Whilst this technically does describe the image (assuming it is actually a black cat), have a think about how many photos of a black cat you’d be putting yourself up against on the internet?  Millions, I would imagine.

a-black-cat-under-a-red-car.jpg

There’s no need to include stop words in your filename (a, the, it, to, etc.). Keep it short and simple.

black_cat_under_red_car.jpg

Nope, the underscore isn’t a recognized word separator. To Google, this just reads as blackcatunderredcar.jpg! No good.

CORRECT:

black-cat-under-red-car.jpg

Now we’re getting somewhere! Descriptive, and with the correct separators and no stop words.

USE IT TO YOUR ADVANTAGE

Since the filename helps Google understand the content of the page that the photo is on, you can use this to boost your search rankings for specific topics.

If you are a wedding photographer from San Francisco and on the About page of your website, there is a headshot of you next to your biography.

WRONG:

joe-blogs-portrait.jpg

CORRECT:

joe-bloggs-san-francisco-wedding-photographer.jpg

SHOULD YOU RENAME EXISTING IMAGES?

If you’re using a photo portfolio service like Photoshelter, SmugMug, or Zenfolio, with hundreds or thousands of images, there’s little point renaming all of those files to make the names descriptive. There are obviously some organizational benefits to a photographer’s standard archive file naming scheme when photos are hosted in large volumes. Hopefully with these kinds of online portfolio archive services, you’re making use of all the other SEO options to optimize them.

The ideal setup is to use a blogging platform like WordPress, to create a new blog post every time you upload a new collection of images to your archive or online print store.  In that blog post, you include a few of the images from the collection, and those are the images that you optimize with a proper name for SEO purposes.  With properly optimized page content, and images, you’ll rank higher in more search results and bring people to the blog post.  That’s when you can let them know that a full collection can be viewed on your archive site, or prints purchased from your print store.
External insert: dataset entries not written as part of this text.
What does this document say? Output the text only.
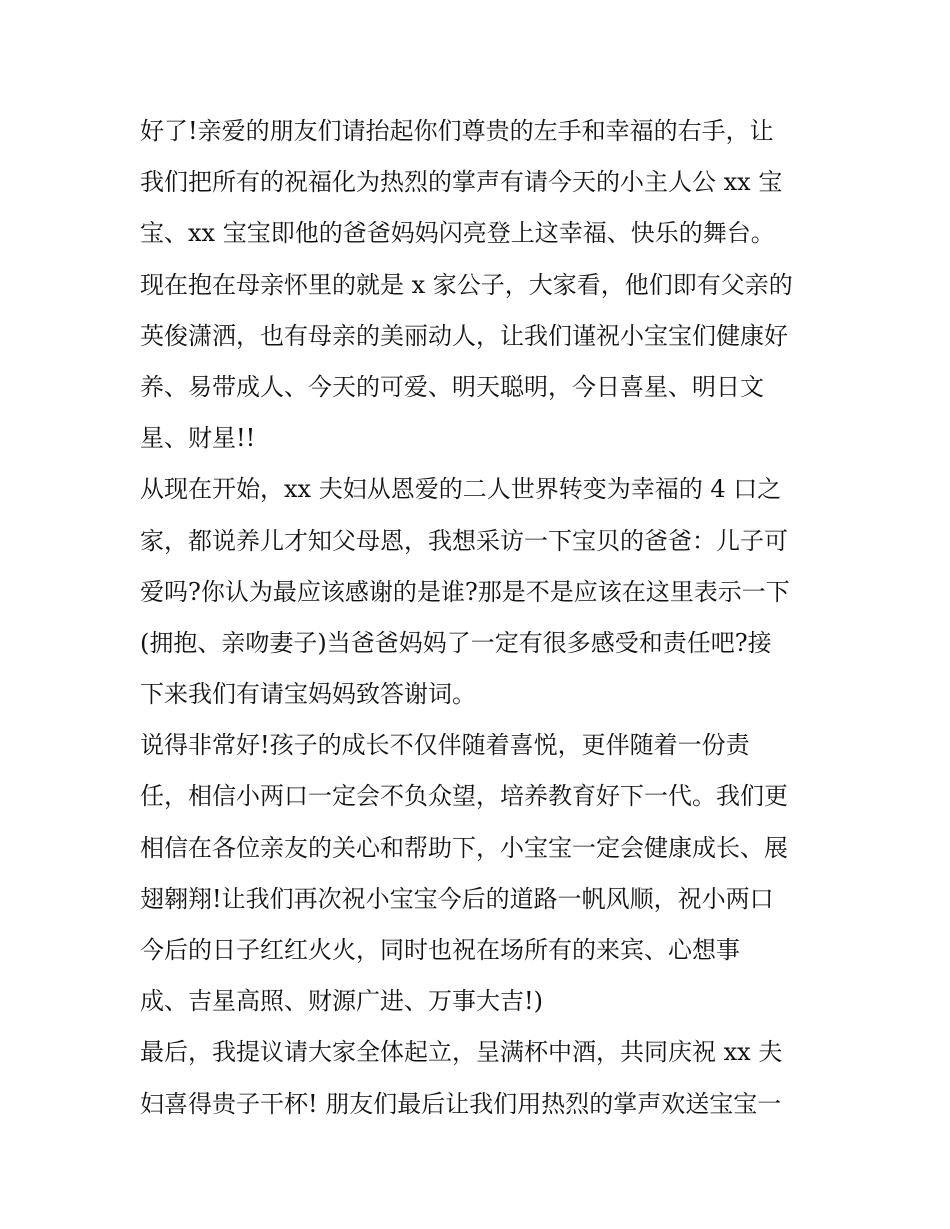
好了!亲爱的朋友们请抬起你们尊贵的左手和幸福的右手，让
我们把所有的祝福化为热烈的掌声有请今天的小主人公 xx 宝
宝、xx 宝宝即他的爸爸妈妈闪亮登上这幸福、快乐的舞台。
现在抱在母亲怀里的就是 x 家公子，大家看，他们即有父亲的
英俊潇洒，也有母亲的美丽动人，让我们谨祝小宝宝们健康好
养、易带成人、今天的可爱、明天聪明，今日喜星、明日文
星、财星!!
从现在开始，xx 夫妇从恩爱的二人世界转变为幸福的 4 口之
家，都说养儿才知父母恩，我想采访一下宝贝的爸爸：儿子可
爱吗?你认为最应该感谢的是谁?那是不是应该在这里表示一下
(拥抱、亲吻妻子)当爸爸妈妈了一定有很多感受和责任吧?接
下来我们有请宝妈妈致答谢词。
说得非常好!孩子的成长不仅伴随着喜悦，更伴随着一份责
任，相信小两口一定会不负众望，培养教育好下一代。我们更
相信在各位亲友的关心和帮助下，小宝宝一定会健康成长、展
翅翱翔!让我们再次祝小宝宝今后的道路一帆风顺，祝小两口
今后的日子红红火火，同时也祝在场所有的来宾、心想事
成、吉星高照、财源广进、万事大吉!)
最后，我提议请大家全体起立，呈满杯中酒，共同庆祝 xx 夫
妇喜得贵子干杯! 朋友们最后让我们用热烈的掌声欢送宝宝一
But what if you’ve got existing blog images that weren’t correctly named?  WordPress doesn’t natively offer a way to rename images, but you can use the plug Media File Renamer. What you have to remember, though, is that the filename is part of the direct URL to that image.  If you do decide to change the filename, you’ll be altering the URL and it will reset any SEO juice that this image might have already gathered over time.

If you already have images that show up often in Google Image searches, you definitely don’t want to go renaming these ones.  Choose wisely when tackling this question… my thought is that if you have a relatively new blog of only a few months old, you can rename the files with this plugin and probably get more long term benefit from it than short term disadvantage.  For older blogs, it’s probably not worthwhile.